Quote:
Originally Posted by Sojourner
1) Those tile tracker thingies. I'll get one before heading out of the Med, but they cost 10 bucks a month to run and I hate contracts, so not yet.
|
The Tile unit depends on a Bluetooth connection to a telephone app, the range of the Bluetooth signal is 300' for the Tile Pro according to Tile's website. That's not much to
work with - but at least the system does not depend on cellular connection or
WiFi. I'd question the value of putting a Tile on an
outboard motor, the distances the motor is likely to move are well beyond 300'.

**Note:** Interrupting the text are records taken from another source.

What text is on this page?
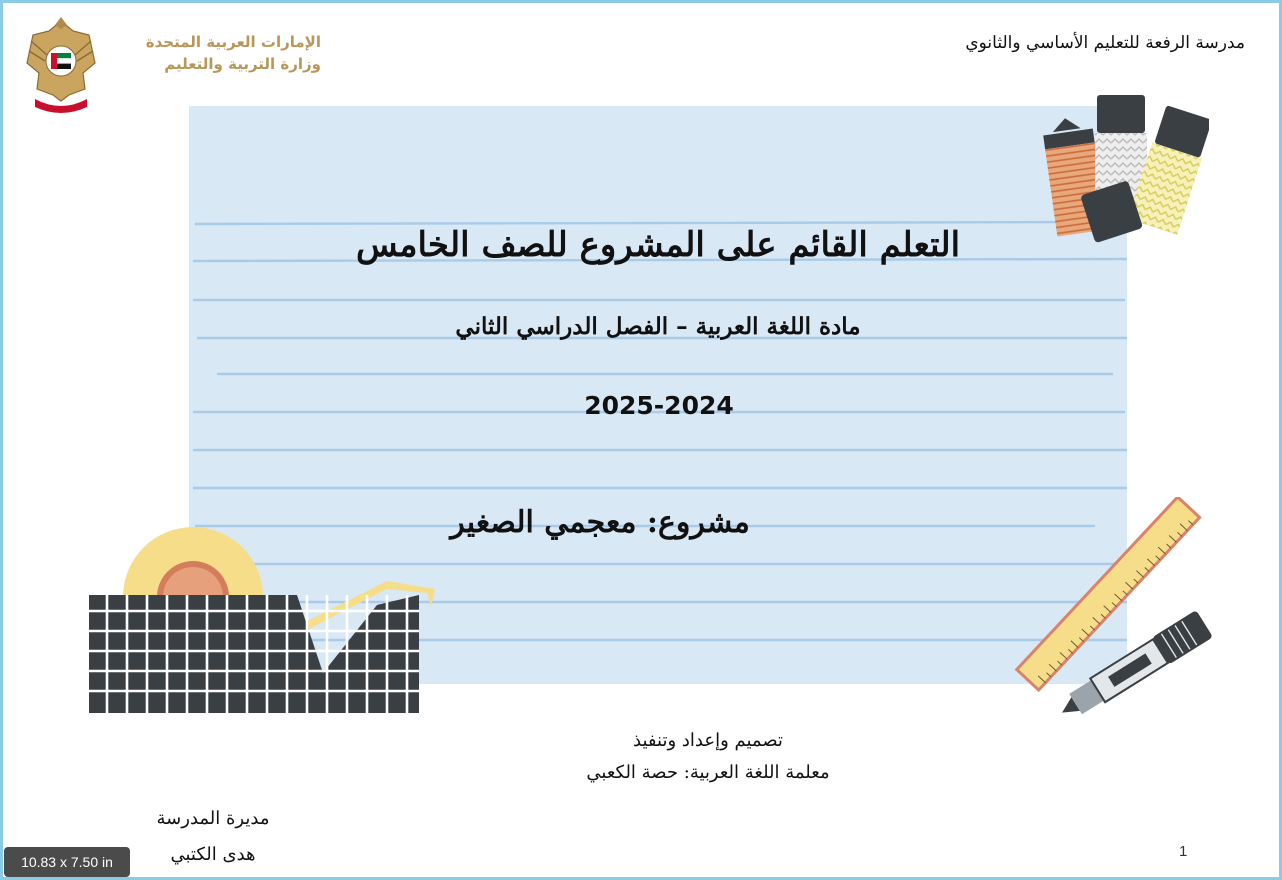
الإمارات العربية المتحدة
وزارة التربية والتعليم
مدرسة الرفعة للتعليم الأساسي والثانوي
التعلم القائم على المشروع للصف الخامس
مادة اللغة العربية – الفصل الدراسي الثاني
2025-2024
مشروع: معجمي الصغير
تصميم وإعداد وتنفيذ
معلمة اللغة العربية: حصة الكعبي
مديرة المدرسة
هدى الكتبي	1
10.83 x 7.50 in
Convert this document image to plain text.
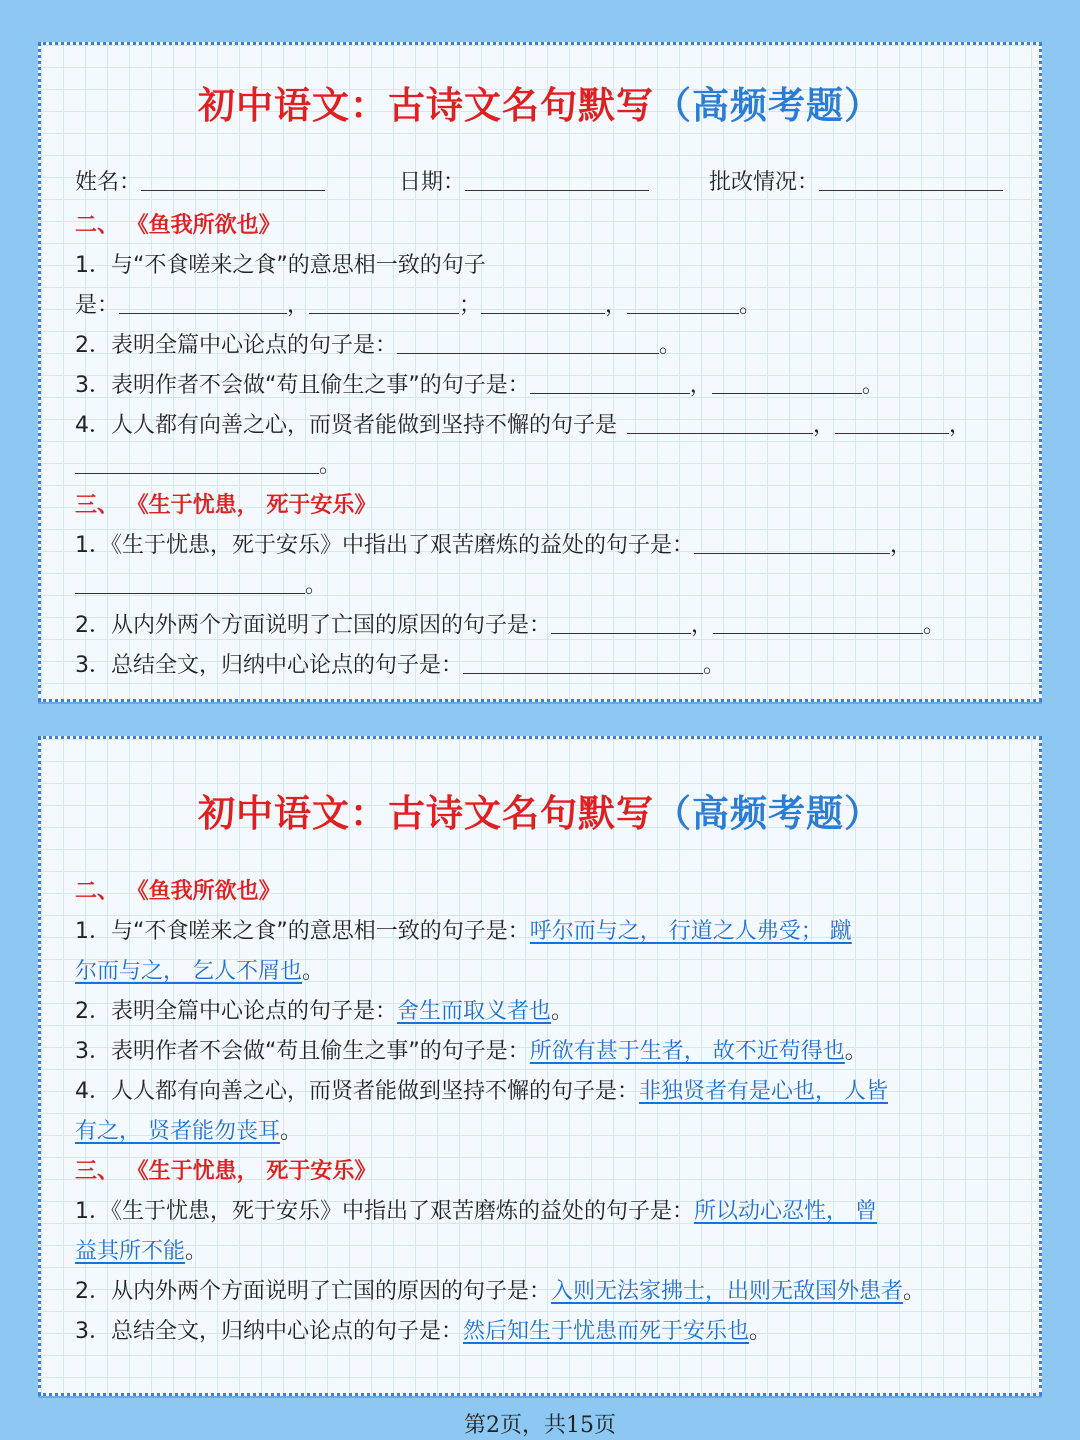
初中语文：古诗文名句默写（高频考题）
姓名：	日期：	批改情况：
二、 《鱼我所欲也》
1．与“不食嗟来之食”的意思相一致的句子
是：	，	；	，	。
2．表明全篇中心论点的句子是：	。
3．表明作者不会做“苟且偷生之事”的句子是：	，	。
4．人人都有向善之心，而贤者能做到坚持不懈的句子是	，	，
。
三、 《生于忧患， 死于安乐》
1．《生于忧患，死于安乐》中指出了艰苦磨炼的益处的句子是：	，
。
2．从内外两个方面说明了亡国的原因的句子是：	，	。
3．总结全文，归纳中心论点的句子是：	。
初中语文：古诗文名句默写（高频考题）
二、 《鱼我所欲也》
1．与“不食嗟来之食”的意思相一致的句子是：呼尔而与之， 行道之人弗受； 蹴
尔而与之， 乞人不屑也。
2．表明全篇中心论点的句子是：舍生而取义者也。
3．表明作者不会做“苟且偷生之事”的句子是：所欲有甚于生者， 故不近苟得也。
4．人人都有向善之心，而贤者能做到坚持不懈的句子是：非独贤者有是心也， 人皆
有之， 贤者能勿丧耳。
三、 《生于忧患， 死于安乐》
1．《生于忧患，死于安乐》中指出了艰苦磨炼的益处的句子是：所以动心忍性， 曾
益其所不能。
2．从内外两个方面说明了亡国的原因的句子是：入则无法家拂士，出则无敌国外患者。
3．总结全文，归纳中心论点的句子是：然后知生于忧患而死于安乐也。
第2页，共15页
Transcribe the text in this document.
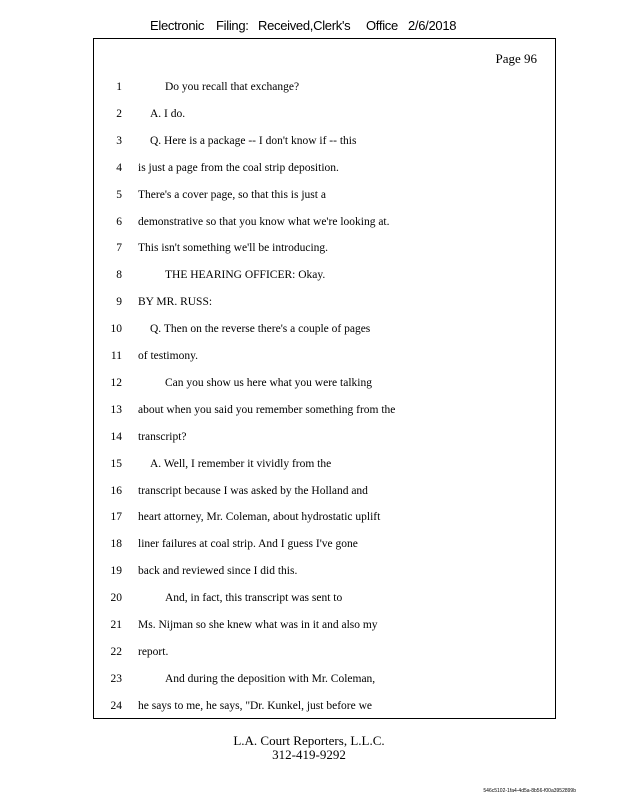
Electronic Filing: Received,Clerk's Office 2/6/2018
Page 96
1	Do you recall that exchange?
2	A. I do.
3	Q. Here is a package -- I don't know if -- this
4 is just a page from the coal strip deposition.
5 There's a cover page, so that this is just a
6 demonstrative so that you know what we're looking at.
7 This isn't something we'll be introducing.
8	THE HEARING OFFICER: Okay.
9 BY MR. RUSS:
10	Q. Then on the reverse there's a couple of pages
11 of testimony.
12	Can you show us here what you were talking
13 about when you said you remember something from the
14 transcript?
15	A. Well, I remember it vividly from the
16 transcript because I was asked by the Holland and
17 heart attorney, Mr. Coleman, about hydrostatic uplift
18 liner failures at coal strip. And I guess I've gone
19 back and reviewed since I did this.
20	And, in fact, this transcript was sent to
21 Ms. Nijman so she knew what was in it and also my
22 report.
23	And during the deposition with Mr. Coleman,
24 he says to me, he says, "Dr. Kunkel, just before we
L.A. Court Reporters, L.L.C.
312-419-9292
546c5102-1fa4-4d5a-8b56-f00a3952899b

Any notification system that depends upon
internet or cellular telephone connectivity doesn't
work when there's no
internet connectivity - which is certainly the case when you're in
French Polynesia (there is internet available, slow enough that it can take an hour to move a 100kb file, and you have to go search for a connection). Ideally you'd want a system that is self-contained and can directly send a
radio signal to your receiver. We have such a system for the dog when he wanders off, it will work over about a mile, he wears the dog tag with a
battery and
radio in it, I have a little radio directional finder receiver that can tell me in which direction the tag is located.
The dinghy I had stolen happened in Hanalei Bay,
Kauai (Hawaiian Islands) - turns out it was four guys that simply picked up the dinghy and
outboard in its entirety and tossed it into the back of their pickup truck and they drove off. So that sort of thing happens, fortunately it has only happened this once to me.
My approach is to lock the motor to the dinghy (I use a
stainless steel bar lock that just covers the outboard handles), pick up the dinghy onto the foredeck at night and remove the lifting mechanism from the dinghy, and use a long
stainless steel cable with a simple padlock when leaving the dinghy at the dinghy
dock (or lock to a tree on a beach landing). This will stop the
kids from taking the dinghy for a joyride or paddle around, it certainly won't stop a professional thief from taking off with the
boat. So I don't leave the dinghy in dodgy places.
Lifting the dinghy onto the
boat at night has the side effect of keeping the bottom clean and if you pull the drain
plug it won't fill with rainwater; I've met people that had their dinghy stolen while it was hanging from the side of the boat on a
halyard - a brazen crew of thieves arrived in their own boat, stood up, cut the lock and
halyard, and as the dinghy fell into the
water they took off with the dinghy in tow into the night.